第1回目はアミタが運営する「未来をおしえて!アミタさん」に本編を掲載します。

目次

7月4日(木)にハーチ株式会社 加藤氏をお招きし、「サーキュラーデザイン」に関するセミナーを実施します。サーキュラーデザインの基礎知識から先進事例、消費者を巻き込んだ取り組み方法まで解説します。ご興味のある方はぜひセミナーホームページをご確認ください。ボタン_セミナー詳細はこちら.png

ハーチの創業のきっかけ

末次:しまうまトークでは、加藤さんの事業への想いから循環に対する考え、昨今の取り組みについて伺うことができ、非常に学びの多い対談となりました。改めまして、ありがとうございます。

加藤氏:こちらこそ、ありがとうございました。

末次:このコラムでは「サーキュラーデザイン」をテーマに、ハーチとアミタで記事を書きあっていくわけですが、本題に入る前に読者のみなさまにご紹介もかねて、改めてハーチさんがメディア事業をやろうと思ったきっかけについてお伺いしたく。ハーチさんといえば「IDEAS FOR GOOD」や「Circular Economy Hub」など、サステナビリティやサーキュラーに特化したメディアでの情報発信をされていますよね。しまうまトークと重複するかもしれませんが、メディア事業をやろうと思ったきっかけは何だったのでしょうか?

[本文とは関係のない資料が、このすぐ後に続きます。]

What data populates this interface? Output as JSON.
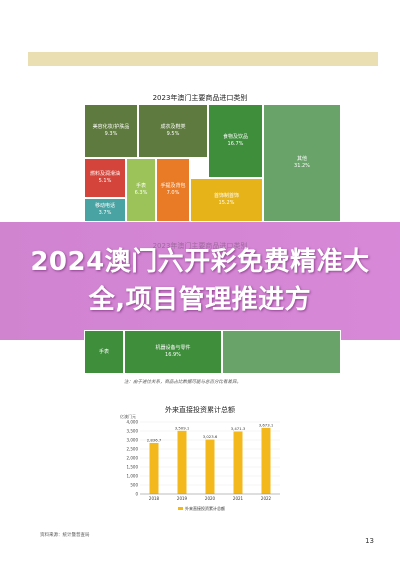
{
  "treemap": {
    "title": "2023年澳门主要商品进口类别",
    "cells": [
      {
        "label": "美容化妆/护肤品",
        "value": "9.3%",
        "color": "#5e7a3e"
      },
      {
        "label": "成衣及鞋类",
        "value": "9.5%",
        "color": "#5e7a3e"
      },
      {
        "label": "食物及饮品",
        "value": "16.7%",
        "color": "#3f8e3c"
      },
      {
        "label": "其他",
        "value": "31.2%",
        "color": "#6aa36a"
      },
      {
        "label": "燃料及润滑油",
        "value": "5.1%",
        "color": "#d5443a"
      },
      {
        "label": "手表",
        "value": "6.3%",
        "color": "#9cc35a"
      },
      {
        "label": "手提及背包",
        "value": "7.0%",
        "color": "#ea7b26"
      },
      {
        "label": "首饰制首饰",
        "value": "15.2%",
        "color": "#e6b318"
      },
      {
        "label": "移动电话",
        "value": "3.7%",
        "color": "#4aa3a3"
      }
    ],
    "ghost_title": "2023年澳门主要商品进口类别",
    "lower_cells": [
      {
        "label": "手表",
        "value": "",
        "color": "#3f8e3c"
      },
      {
        "label": "机器设备与零件",
        "value": "16.9%",
        "color": "#3f8e3c"
      }
    ],
    "note": "注：由于进位关系，商品占比数据可能与总百分比有差异。"
  },
  "banner": {
    "text": "2024澳门六开彩免费精准大全,项目管理推进方"
  },
  "chart_data": {
    "type": "bar",
    "title": "外来直接投资累计总额",
    "ylabel": "亿澳门元",
    "categories": [
      "2018",
      "2019",
      "2020",
      "2021",
      "2022"
    ],
    "values": [
      2836.7,
      3509.1,
      3023.6,
      3471.3,
      3673.1
    ],
    "value_labels": [
      "2,836.7",
      "3,509.1",
      "3,023.6",
      "3,471.3",
      "3,673.1"
    ],
    "yticks": [
      "0",
      "500",
      "1,000",
      "1,500",
      "2,000",
      "2,500",
      "3,000",
      "3,500",
      "4,000"
    ],
    "ylim": [
      0,
      4000
    ],
    "legend": "外来直接投资累计总额",
    "legend_position": "bottom",
    "bar_color": "#f2b81c"
  },
  "source_note": "资料来源：统计暨普查局",
  "page_number": "13"
}
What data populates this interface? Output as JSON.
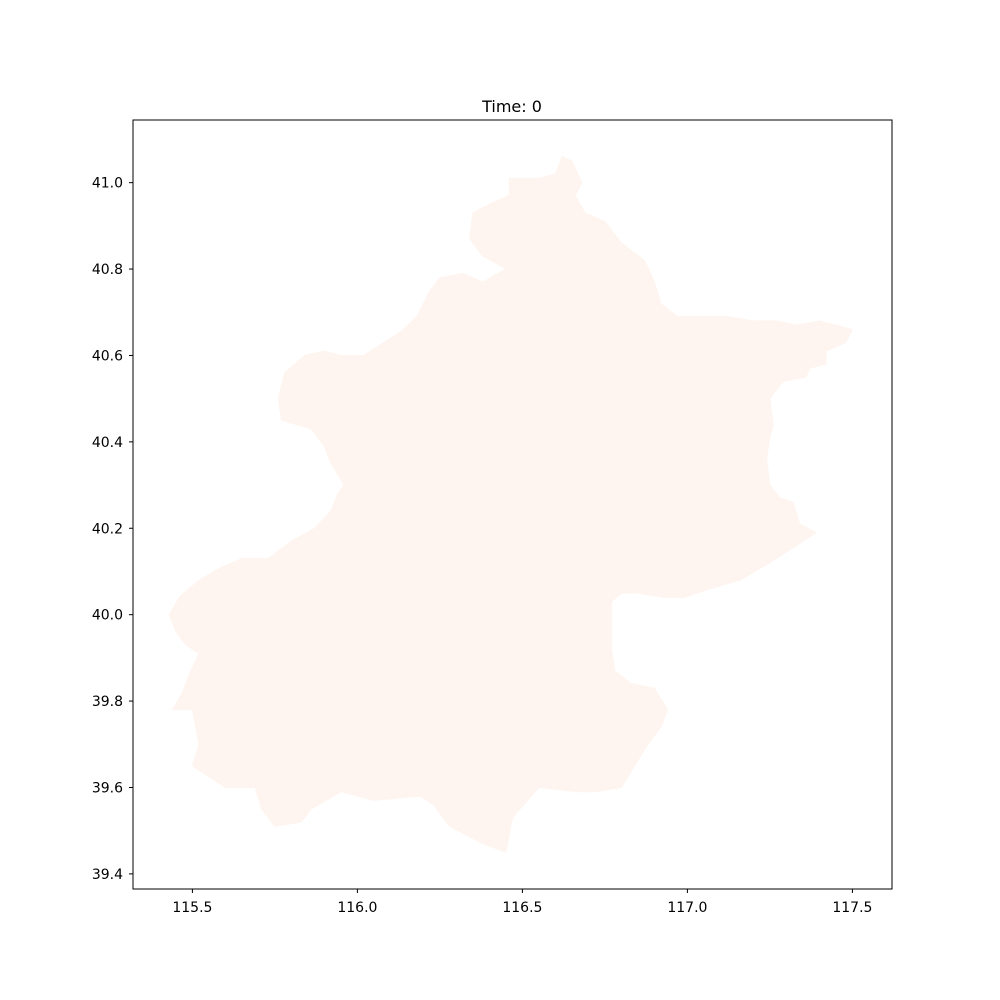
{
  "title": "Time: 0",
  "map": {
    "region_fill": "#fff5f0",
    "frame_color": "#000000",
    "x_axis": {
      "range": [
        115.32,
        117.62
      ],
      "ticks": [
        {
          "value": 115.5,
          "label": "115.5"
        },
        {
          "value": 116.0,
          "label": "116.0"
        },
        {
          "value": 116.5,
          "label": "116.5"
        },
        {
          "value": 117.0,
          "label": "117.0"
        },
        {
          "value": 117.5,
          "label": "117.5"
        }
      ]
    },
    "y_axis": {
      "range": [
        39.365,
        41.145
      ],
      "ticks": [
        {
          "value": 39.4,
          "label": "39.4"
        },
        {
          "value": 39.6,
          "label": "39.6"
        },
        {
          "value": 39.8,
          "label": "39.8"
        },
        {
          "value": 40.0,
          "label": "40.0"
        },
        {
          "value": 40.2,
          "label": "40.2"
        },
        {
          "value": 40.4,
          "label": "40.4"
        },
        {
          "value": 40.6,
          "label": "40.6"
        },
        {
          "value": 40.8,
          "label": "40.8"
        },
        {
          "value": 41.0,
          "label": "41.0"
        }
      ]
    },
    "boundary_lonlat": [
      [
        116.62,
        41.06
      ],
      [
        116.65,
        41.05
      ],
      [
        116.68,
        41.0
      ],
      [
        116.66,
        40.97
      ],
      [
        116.69,
        40.93
      ],
      [
        116.75,
        40.91
      ],
      [
        116.8,
        40.86
      ],
      [
        116.87,
        40.82
      ],
      [
        116.9,
        40.77
      ],
      [
        116.92,
        40.72
      ],
      [
        116.97,
        40.69
      ],
      [
        117.05,
        40.69
      ],
      [
        117.12,
        40.69
      ],
      [
        117.2,
        40.68
      ],
      [
        117.27,
        40.68
      ],
      [
        117.33,
        40.67
      ],
      [
        117.4,
        40.68
      ],
      [
        117.5,
        40.66
      ],
      [
        117.48,
        40.63
      ],
      [
        117.45,
        40.62
      ],
      [
        117.42,
        40.61
      ],
      [
        117.42,
        40.58
      ],
      [
        117.37,
        40.57
      ],
      [
        117.36,
        40.55
      ],
      [
        117.29,
        40.54
      ],
      [
        117.25,
        40.5
      ],
      [
        117.26,
        40.44
      ],
      [
        117.25,
        40.41
      ],
      [
        117.24,
        40.36
      ],
      [
        117.25,
        40.3
      ],
      [
        117.28,
        40.27
      ],
      [
        117.32,
        40.26
      ],
      [
        117.34,
        40.21
      ],
      [
        117.39,
        40.19
      ],
      [
        117.35,
        40.17
      ],
      [
        117.25,
        40.12
      ],
      [
        117.16,
        40.08
      ],
      [
        117.07,
        40.06
      ],
      [
        116.99,
        40.04
      ],
      [
        116.93,
        40.04
      ],
      [
        116.85,
        40.05
      ],
      [
        116.8,
        40.05
      ],
      [
        116.77,
        40.03
      ],
      [
        116.77,
        39.98
      ],
      [
        116.77,
        39.92
      ],
      [
        116.78,
        39.87
      ],
      [
        116.83,
        39.84
      ],
      [
        116.9,
        39.83
      ],
      [
        116.94,
        39.78
      ],
      [
        116.92,
        39.74
      ],
      [
        116.88,
        39.7
      ],
      [
        116.84,
        39.65
      ],
      [
        116.8,
        39.6
      ],
      [
        116.72,
        39.59
      ],
      [
        116.67,
        39.59
      ],
      [
        116.55,
        39.6
      ],
      [
        116.47,
        39.53
      ],
      [
        116.45,
        39.45
      ],
      [
        116.38,
        39.47
      ],
      [
        116.28,
        39.51
      ],
      [
        116.23,
        39.56
      ],
      [
        116.19,
        39.58
      ],
      [
        116.05,
        39.57
      ],
      [
        115.95,
        39.59
      ],
      [
        115.86,
        39.55
      ],
      [
        115.83,
        39.52
      ],
      [
        115.75,
        39.51
      ],
      [
        115.71,
        39.55
      ],
      [
        115.69,
        39.6
      ],
      [
        115.6,
        39.6
      ],
      [
        115.56,
        39.62
      ],
      [
        115.5,
        39.65
      ],
      [
        115.52,
        39.7
      ],
      [
        115.5,
        39.78
      ],
      [
        115.44,
        39.78
      ],
      [
        115.47,
        39.82
      ],
      [
        115.49,
        39.86
      ],
      [
        115.52,
        39.91
      ],
      [
        115.48,
        39.93
      ],
      [
        115.45,
        39.96
      ],
      [
        115.43,
        40.0
      ],
      [
        115.46,
        40.04
      ],
      [
        115.52,
        40.08
      ],
      [
        115.59,
        40.11
      ],
      [
        115.65,
        40.13
      ],
      [
        115.73,
        40.13
      ],
      [
        115.8,
        40.17
      ],
      [
        115.87,
        40.2
      ],
      [
        115.92,
        40.24
      ],
      [
        115.94,
        40.28
      ],
      [
        115.96,
        40.3
      ],
      [
        115.92,
        40.35
      ],
      [
        115.9,
        40.39
      ],
      [
        115.86,
        40.43
      ],
      [
        115.77,
        40.45
      ],
      [
        115.76,
        40.5
      ],
      [
        115.78,
        40.56
      ],
      [
        115.84,
        40.6
      ],
      [
        115.9,
        40.61
      ],
      [
        115.95,
        40.6
      ],
      [
        116.02,
        40.6
      ],
      [
        116.08,
        40.63
      ],
      [
        116.14,
        40.66
      ],
      [
        116.18,
        40.69
      ],
      [
        116.22,
        40.75
      ],
      [
        116.25,
        40.78
      ],
      [
        116.32,
        40.79
      ],
      [
        116.38,
        40.77
      ],
      [
        116.45,
        40.8
      ],
      [
        116.38,
        40.83
      ],
      [
        116.34,
        40.87
      ],
      [
        116.35,
        40.93
      ],
      [
        116.4,
        40.95
      ],
      [
        116.46,
        40.97
      ],
      [
        116.46,
        41.01
      ],
      [
        116.55,
        41.01
      ],
      [
        116.6,
        41.02
      ]
    ]
  }
}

加藤氏:きっかけは大学生時代にカッコいいと思って買った服でした。そのブランドはTシャツに社会的なメッセージをプリントしており、ファッションを社会的なメッセージを発信するメディアとして活用している点にすごく感銘を受けたんです。自分自身もクリエイティブの力を活かして社会をより良い方向性へシフトさせていくような事業を将来やりたいと思いました。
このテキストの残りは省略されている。